Zanim przeczytałem komentarze innych użytkowników filmwebu, odniosłem wrażenie, że oglądam film duński a nie amerykański. Zresztą zarówno nazwiska bohaterów, jak i samo niewielkie, protestanckie miasteczko, nadają filmowi skandynawski klimat. Bardzo ciekawy scenariusz. Film wciąga i wkurza jednocześnie. Trudno przejść koło niego obojętnie. Rola skrojona pod Ryana Goslinga. 8/10
Wkurzał mnie główny bohater, wkurzała jego lala i podejście mieszkańców miasteczka, którzy, zachowując skrajną tolerancję, traktowali lalę jak człowieka. To mnie jednocześnie wkurzało i fascynowało. chyba na tym polega fenomen tego filmu.
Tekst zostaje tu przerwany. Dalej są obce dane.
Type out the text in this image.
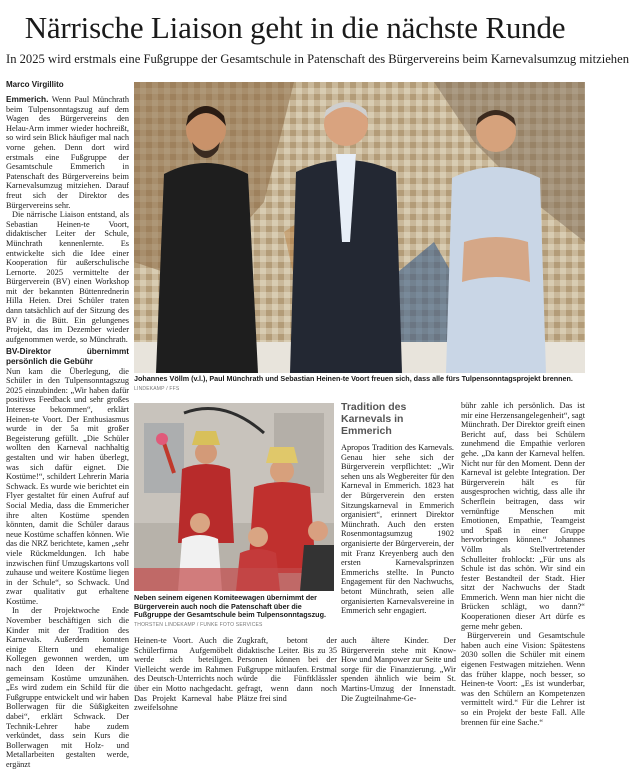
Närrische Liaison geht in die nächste Runde
In 2025 wird erstmals eine Fußgruppe der Gesamtschule in Patenschaft des Bürgervereins beim Karnevalsumzug mitziehen
Marco Virgillito

Emmerich. Wenn Paul Münchrath beim Tulpensonntagszug auf dem Wagen des Bürgervereins den Helau-Arm immer wieder hochreißt, so wird sein Blick häufiger mal nach vorne gehen. Denn dort wird erstmals eine Fußgruppe der Gesamtschule Emmerich in Patenschaft des Bürgervereins beim Karnevalsumzug mitziehen. Darauf freut sich der Direktor des Bürgervereins sehr.

Die närrische Liaison entstand, als Sebastian Heinen-te Voort, didaktischer Leiter der Schule, Münchrath kennenlernte. Es entwickelte sich die Idee einer Kooperation für außerschulische Lernorte. 2025 vermittelte der Bürgerverein (BV) einen Workshop mit der bekannten Büttenrednerin Hilla Heien. Drei Schüler traten dann tatsächlich auf der Sitzung des BV in die Bütt. Ein gelungenes Projekt, das im Dezember wieder aufgenommen werde, so Münchrath.

BV-Direktor übernimmt persönlich die Gebühr

Nun kam die Überlegung, die Schüler in den Tulpensonntagszug 2025 einzubinden: „Wir haben dafür positives Feedback und sehr großes Interesse bekommen“, erklärt Heinen-te Voort. Der Enthusiasmus wurde in der 5a mit großer Begeisterung gefüllt. „Die Schüler wollten den Karneval nachhaltig gestalten und wir haben überlegt, was sich dafür eignet. Die Kostüme!“, schildert Lehrerin Maria Schwack. Es wurde wie berichtet ein Flyer gestaltet für einen Aufruf auf Social Media, dass die Emmericher ihre alten Kostüme spenden könnten, damit die Schüler daraus neue Kostüme schaffen können. Wie das die NRZ berichtete, kamen „sehr viele Rückmeldungen. Ich habe inzwischen fünf Umzugskartons voll zuhause und weitere Kostüme liegen in der Schule“, so Schwack. Und zwar qualitativ gut erhaltene Kostüme.

In der Projektwoche Ende November beschäftigen sich die Kinder mit der Tradition des Karnevals. Außerdem konnten einige Eltern und ehemalige Kollegen gewonnen werden, um nach den Ideen der Kinder gemeinsam Kostüme umzunähen. „Es wird zudem ein Schild für die Fußgruppe entwickelt und wir haben Bollerwagen für die Süßigkeiten dabei“, erklärt Schwack. Der Technik-Lehrer habe zudem verkündet, dass sein Kurs die Bollerwagen mit Holz- und Metallarbeiten gestalten werde, ergänzt

Johannes Völlm (v.l.), Paul Münchrath und Sebastian Heinen-te Voort freuen sich, dass alle fürs Tulpensonntagsprojekt brennen. LINDEKAMP / FFS
Neben seinem eigenen Komiteewagen übernimmt der Bürgerverein auch noch die Patenschaft über die Fußgruppe der Gesamtschule beim Tulpensonntagszug. THORSTEN LINDEKAMP / FUNKE FOTO SERVICES
Tradition des Karnevals in Emmerich
Apropos Tradition des Karnevals. Genau hier sehe sich der Bürgerverein verpflichtet: „Wir sehen uns als Wegbereiter für den Karneval in Emmerich. 1823 hat der Bürgerverein den ersten Sitzungskarneval in Emmerich organisiert“, erinnert Direktor Münchrath. Auch den ersten Rosenmontagsumzug 1902 organisierte der Bürgerverein, der mit Franz Kreyenberg auch den ersten Karnevalsprinzen Emmerichs stellte. In Puncto Engagement für den Nachwuchs, betont Münchrath, seien alle organisierten Karnevalsvereine in Emmerich sehr engagiert.

bühr zahle ich persönlich. Das ist mir eine Herzensangelegenheit“, sagt Münchrath. Der Direktor greift einen Bericht auf, dass bei Schülern zunehmend die Empathie verloren gehe. „Da kann der Karneval helfen. Nicht nur für den Moment. Denn der Karneval ist gelebte Integration. Der Bürgerverein hält es für ausgesprochen wichtig, dass alle ihr Scherflein beitragen, dass wir vernünftige Menschen mit Emotionen, Empathie, Teamgeist und Spaß in einer Gruppe hervorbringen können.“ Johannes Völlm als Stellvertretender Schulleiter frohlockt: „Für uns als Schule ist das schön. Wir sind ein fester Bestandteil der Stadt. Hier sitzt der Nachwuchs der Stadt Emmerich. Wenn man hier nicht die Brücken schlägt, wo dann?“ Kooperationen dieser Art dürfe es gerne mehr geben.

Bürgerverein und Gesamtschule haben auch eine Vision: Spätestens 2030 sollen die Schüler mit einem eigenen Festwagen mitziehen. Wenn das früher klappe, noch besser, so Heinen-te Voort: „Es ist wunderbar, was den Schülern an Kompetenzen vermittelt wird.“ Für die Lehrer ist so ein Projekt der beste Fall. Alle brennen für eine Sache.“

Heinen-te Voort. Auch die Schülerfirma Aufgemöbelt werde sich beteiligen. Vielleicht werde im Rahmen des Deutsch-Unterrichts noch über ein Motto nachgedacht. Das Projekt Karneval habe zweifelsohne

Zugkraft, betont der didaktische Leiter. Bis zu 35 Personen können bei der Fußgruppe mitlaufen. Erstmal würde die Fünftklässler gefragt, wenn dann noch Plätze frei sind

auch ältere Kinder. Der Bürgerverein stehe mit Know-How und Manpower zur Seite und sorge für die Finanzierung. „Wir spenden ähnlich wie beim St. Martins-Umzug der Innenstadt. Die Zugteilnahme-Ge-
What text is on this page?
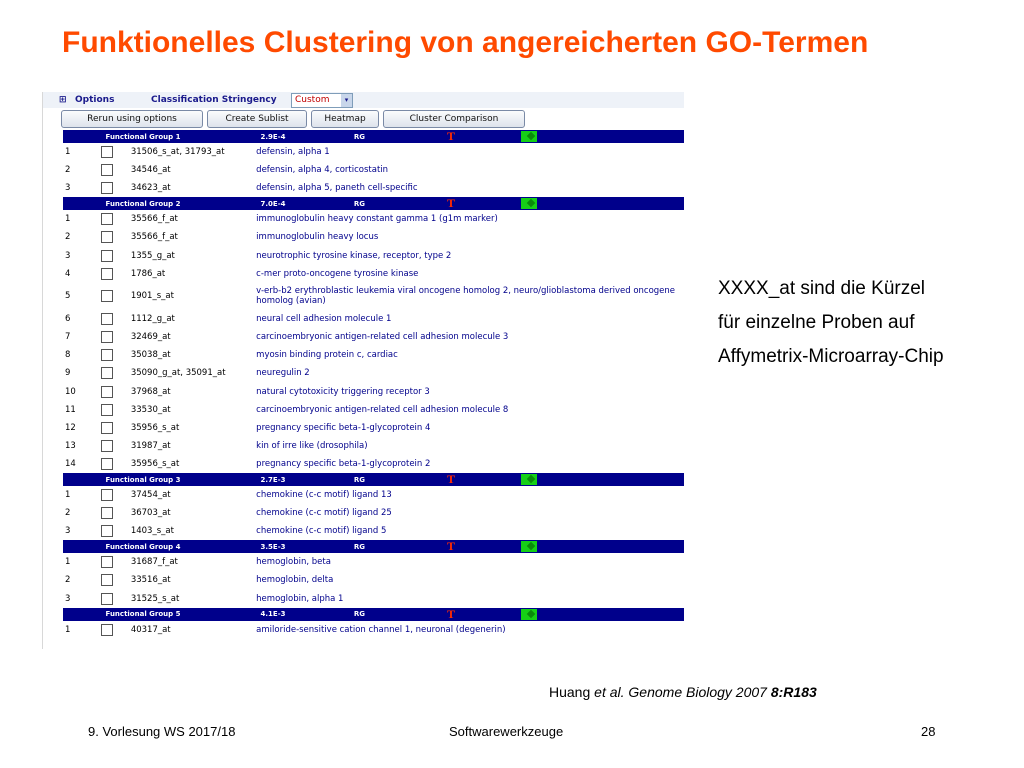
Funktionelles Clustering von angereicherten GO-Termen
⊞ Options	Classification Stringency	Custom	▾
Rerun using options	Create Sublist	Heatmap	Cluster Comparison
Functional Group 1	2.9E-4	RG	T
1	31506_s_at, 31793_at	defensin, alpha 1
2	34546_at	defensin, alpha 4, corticostatin
3	34623_at	defensin, alpha 5, paneth cell-specific
Functional Group 2	7.0E-4	RG	T
1	35566_f_at	immunoglobulin heavy constant gamma 1 (g1m marker)
2	35566_f_at	immunoglobulin heavy locus
3	1355_g_at	neurotrophic tyrosine kinase, receptor, type 2
4	1786_at	c-mer proto-oncogene tyrosine kinase
5	1901_s_at	v-erb-b2 erythroblastic leukemia viral oncogene homolog 2, neuro/glioblastoma derived oncogene homolog (avian)
6	1112_g_at	neural cell adhesion molecule 1
7	32469_at	carcinoembryonic antigen-related cell adhesion molecule 3
8	35038_at	myosin binding protein c, cardiac
9	35090_g_at, 35091_at	neuregulin 2
10	37968_at	natural cytotoxicity triggering receptor 3
11	33530_at	carcinoembryonic antigen-related cell adhesion molecule 8
12	35956_s_at	pregnancy specific beta-1-glycoprotein 4
13	31987_at	kin of irre like (drosophila)
14	35956_s_at	pregnancy specific beta-1-glycoprotein 2
Functional Group 3	2.7E-3	RG	T
1	37454_at	chemokine (c-c motif) ligand 13
2	36703_at	chemokine (c-c motif) ligand 25
3	1403_s_at	chemokine (c-c motif) ligand 5
Functional Group 4	3.5E-3	RG	T
1	31687_f_at	hemoglobin, beta
2	33516_at	hemoglobin, delta
3	31525_s_at	hemoglobin, alpha 1
Functional Group 5	4.1E-3	RG	T
1	40317_at	amiloride-sensitive cation channel 1, neuronal (degenerin)
XXXX_at sind die Kürzel
für einzelne Proben auf
Affymetrix-Microarray-Chip
Huang et al. Genome Biology 2007 8:R183
9. Vorlesung WS 2017/18	Softwarewerkzeuge	28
Wydaje mi sie ze wkurzające było to ze sam w pierwszym odruchu prawdopodobnie nie potrafił bym sie zachować po ludzku w takiej sytuacji, ale patrząc na zachowanie tych ludzi przychodzi refleksja - dlaczego mam reagować agresywnie i z niechęcią, to przecież tylko chory człowiek.
galladorn, miałam dokładnie to samo wrażenie! Aż jestem zaskoczona, że 'USA' jest w stanie 'wypuścić' coś co spokojnie zmiesciłoby się w nurcie europejskiego kina offowego/autorskiego. Gosling zaskakujący i świetny.